For listings where BAG ID resolution fails, we normalize the address using Dutch-specific rules and then compare using edit distance.

python
import re
import unicodedata
from Levenshtein import distance

ABBREVIATIONS = {
    r"\bstr\.?\b": "straat",
    r"\bln\.?\b": "laan",
    r"\bpl\.?\b": "plein",
    r"\bgr\.?\b": "gracht",
    r"\bwg\.?\b": "weg",
}

def normalize_dutch_address(raw: str) -> str:
    """Normalize a Dutch address for comparison."""
    addr = raw.lower().strip()
    # Expand common abbreviations
    for pattern, replacement in ABBREVIATIONS.items():
        addr = re.sub(pattern, replacement, addr)
    # Separate house number additions
    addr = re.sub(r"(\d+)\s*-\s*([a-z])", r"\1 \2", addr)
    # Normalize Roman numerals in additions
    addr = re.sub(r"\biii\b", "3", addr)
    addr = re.sub(r"\bii\b", "2", addr)
    addr = re.sub(r"\bi\b", "1", addr)
    # Normalize hoog/boven/etage additions
    addr = re.sub(r"\bhoog\b", "h", addr)
    addr = re.sub(r"\bboven\b", "h", addr)
    # Strip diacritics
    addr = unicodedata.normalize("NFKD", addr)
    addr = addr.encode("ascii", "ignore").decode("ascii")
    return re.sub(r"\s+", " ", addr).strip()

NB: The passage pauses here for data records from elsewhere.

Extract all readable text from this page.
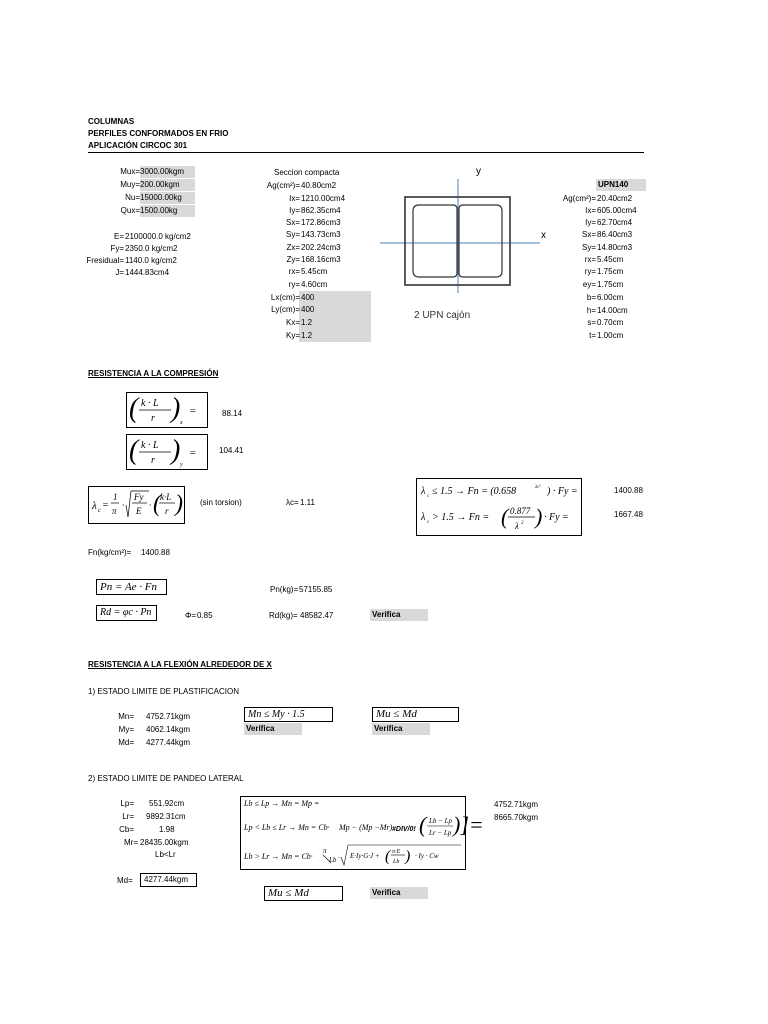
COLUMNAS
PERFILES CONFORMADOS EN FRIO
APLICACIÓN CIRCOC 301
Mux= 3000.00kgm
Muy= 200.00kgm
Nu= 15000.00kg
Qux= 1500.00kg
E= 2100000.0 kg/cm2
Fy= 2350.0 kg/cm2
Fresidual= 1140.0 kg/cm2
J= 1444.83cm4
Seccion compacta
Ag(cm²)= 40.80cm2
Ix= 1210.00cm4
Iy= 862.35cm4
Sx= 172.86cm3
Sy= 143.73cm3
Zx= 202.24cm3
Zy= 168.16cm3
rx= 5.45cm
ry= 4.60cm
Lx(cm)= 400
Ly(cm)= 400
Kx= 1.2
Ky= 1.2
y
x
2 UPN cajón
UPN140
Ag(cm²)= 20.40cm2
Ix= 605.00cm4
Iy= 62.70cm4
Sx= 86.40cm3
Sy= 14.80cm3
rx= 5.45cm
ry= 1.75cm
ey= 1.75cm
b= 6.00cm
h= 14.00cm
s= 0.70cm
t= 1.00cm
RESISTENCIA A LA COMPRESIÓN
( k · L
r ) x
=	88.14
( k · L
r ) y
=	104.41
λ c =
1
π
·
Fy
E
· ( k·L
r ) (sin torsion)	λc= 1.11
λ c ≤ 1.5 → Fn = (0.658	λc² ) · Fy =
λ c > 1.5 → Fn = ( 0.877
λ 2 ) · Fy =
1400.88
1667.48
Fn(kg/cm²)= 1400.88
Pn = Ae · Fn	Pn(kg)= 57155.85
Rd = φc · Pn	Φ= 0.85	Rd(kg)= 48582.47	Verifica
RESISTENCIA A LA FLEXIÓN ALREDEDOR DE X
1) ESTADO LIMITE DE PLASTIFICACION
Mn= 4752.71kgm
My= 4062.14kgm
Md= 4277.44kgm
Mn ≤ My · 1.5	Mu ≤ Md
Verifica	Verifica
2) ESTADO LIMITE DE PANDEO LATERAL
Lp= 551.92cm
Lr= 9892.31cm
Cb=	1.98
Mr= 28435.00kgm
Lb<Lr
Lb ≤ Lp → Mn = Mp =
Lp < Lb ≤ Lr → Mn = Cb· Mp − (Mp −Mr) #DIV/0! ( Lb − Lp
Lr − Lp )]=
Lb > Lr → Mn = Cb·
π
Lb · E·Iy·G·J + ( π·E
Lb ) · Iy · Cw
4752.71kgm
8665.70kgm
Md= 4277.44kgm
Mu ≤ Md	Verifica
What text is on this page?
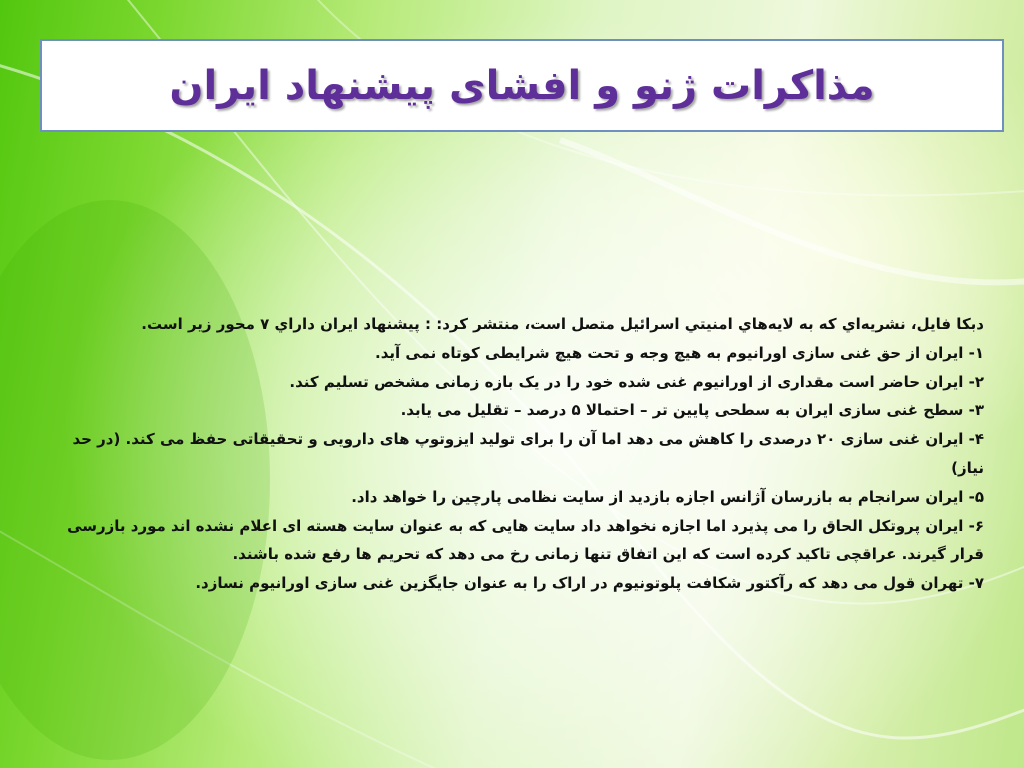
مذاکرات ژنو و افشای پیشنهاد ایران

دبكا فايل، نشريه‌اي كه به لايه‌هاي امنيتي اسرائيل متصل است، منتشر كرد: : پيشنهاد ايران داراي ۷ محور زير است.

۱- ایران از حق غنی سازی اورانیوم به هیچ وجه و تحت هیچ شرایطی کوتاه نمی آید.

۲- ایران حاضر است مقداری از اورانیوم غنی شده خود را در یک بازه زمانی مشخص تسلیم کند.

۳- سطح غنی سازی ایران به سطحی پایین تر – احتمالا ۵ درصد – تقلیل می یابد.

۴- ایران غنی سازی ۲۰ درصدی را کاهش می دهد اما آن را برای تولید ایزوتوپ های دارویی و تحقیقاتی حفظ می کند. (در حد نیاز)

۵- ایران سرانجام به بازرسان آژانس اجازه بازدید از سایت نظامی پارچین را خواهد داد.

۶- ایران پروتکل الحاق را می پذیرد اما اجازه نخواهد داد سایت هایی که به عنوان سایت هسته ای اعلام نشده اند مورد بازرسی قرار گیرند. عراقچی تاکید کرده است که این اتفاق تنها زمانی رخ می دهد که تحریم ها رفع شده باشند.

۷- تهران قول می دهد که رآکتور شکافت پلوتونیوم در اراک را به عنوان جایگزین غنی سازی اورانیوم نسازد.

def addresses_match(a: str, b: str, threshold: int = 2) -> bool:
    """Check if two addresses refer to the same location."""
    return distance(
        normalize_dutch_address(a),
        normalize_dutch_address(b)
    ) <= threshold

The normalization handles the most common Dutch address variations: abbreviations (str. to straat, ln. to laan), house number addition separators (100-A vs 100 A), Roman numerals (III to 3), and descriptive floor indicators (3-hoog, boven). After normalization, we apply Levenshtein distance with a threshold of 2 edits.

Signal 3: feature fingerprinting

When address matching is ambiguous, particularly in multi-unit buildings where listings sometimes omit the specific unit number, we use a feature fingerprint: the combination of surface area (within a 3 m² tolerance), price bucket, and room count. In dense Dutch housing markets, this tuple is nearly unique per listing within a building.

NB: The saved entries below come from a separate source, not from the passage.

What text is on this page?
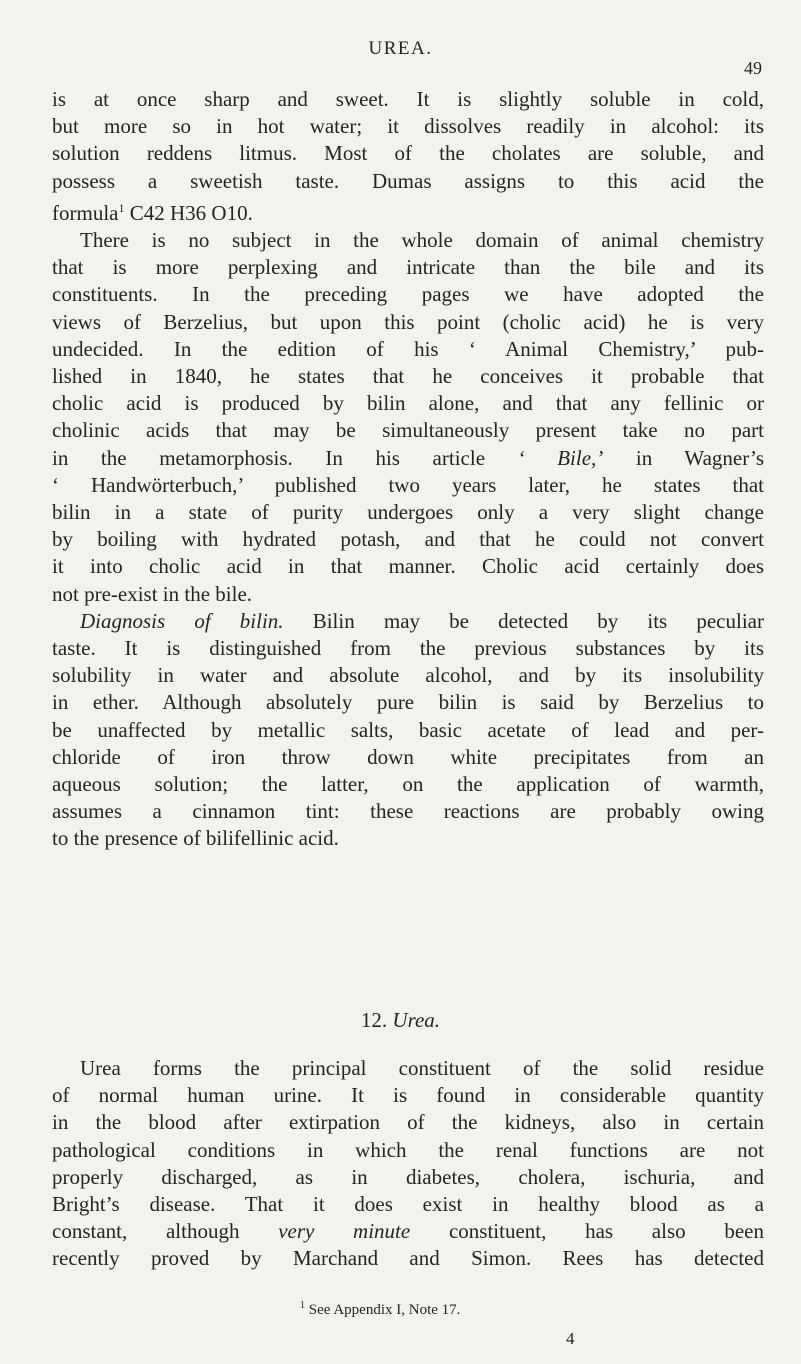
UREA.
49
is at once sharp and sweet. It is slightly soluble in cold,
but more so in hot water; it dissolves readily in alcohol: its
solution reddens litmus. Most of the cholates are soluble, and
possess a sweetish taste. Dumas assigns to this acid the
formula$^1$ C42 H36 O10.
There is no subject in the whole domain of animal chemistry
that is more perplexing and intricate than the bile and its
constituents. In the preceding pages we have adopted the
views of Berzelius, but upon this point (cholic acid) he is very
undecided. In the edition of his ‘ Animal Chemistry,’ pub-
lished in 1840, he states that he conceives it probable that
cholic acid is produced by bilin alone, and that any fellinic or
cholinic acids that may be simultaneously present take no part
in the metamorphosis. In his article ‘ Bile,’ in Wagner’s
‘ Handwörterbuch,’ published two years later, he states that
bilin in a state of purity undergoes only a very slight change
by boiling with hydrated potash, and that he could not convert
it into cholic acid in that manner. Cholic acid certainly does
not pre-exist in the bile.
Diagnosis of bilin. Bilin may be detected by its peculiar
taste. It is distinguished from the previous substances by its
solubility in water and absolute alcohol, and by its insolubility
in ether. Although absolutely pure bilin is said by Berzelius to
be unaffected by metallic salts, basic acetate of lead and per-
chloride of iron throw down white precipitates from an
aqueous solution; the latter, on the application of warmth,
assumes a cinnamon tint: these reactions are probably owing
to the presence of bilifellinic acid.
12. Urea.
Urea forms the principal constituent of the solid residue
of normal human urine. It is found in considerable quantity
in the blood after extirpation of the kidneys, also in certain
pathological conditions in which the renal functions are not
properly discharged, as in diabetes, cholera, ischuria, and
Bright’s disease. That it does exist in healthy blood as a
constant, although very minute constituent, has also been
recently proved by Marchand and Simon. Rees has detected
$^1$ See Appendix I, Note 17.
4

For example, if two listings both say 'Prinsengracht 200, Amsterdam' without a unit number, but one is 65 m², 3 rooms, €1,850/month and the other is 42 m², 2 rooms, €1,450/month, they are clearly different apartments in the same building. If the features match within tolerance, they are almost certainly the same listing from different sources.

Hard cases

Several patterns remain genuinely difficult. VvE (Vereniging van Eigenaars) addresses sometimes use the building address rather than the individual unit address. Newly built properties may not yet appear in BAG. Temporary listings that appear briefly on one source and then get relisted with different details on another can evade time-windowed matching.

Multi-unit new construction is particularly tricky. A developer might list '12 apartments at Nieuwbouwproject De Werf' on one portal, while individual units appear on broker sites with provisional addresses. Until BAG registration catches up, these require manual review.

Info

Our policy: when confidence is below 0.70, we treat listings as distinct. We would rather show a mild duplicate than incorrectly merge two separate properties.

Measuring accuracy

We maintain a hand-labelled ground-truth dataset of 12,000 listing pairs (6,000 confirmed duplicates and 6,000 confirmed distinct properties), assembled over six months of manual review. Against this dataset, our pipeline achieves 99.1% precision and 98.8% recall. We continuously expand this dataset as we encounter new edge cases.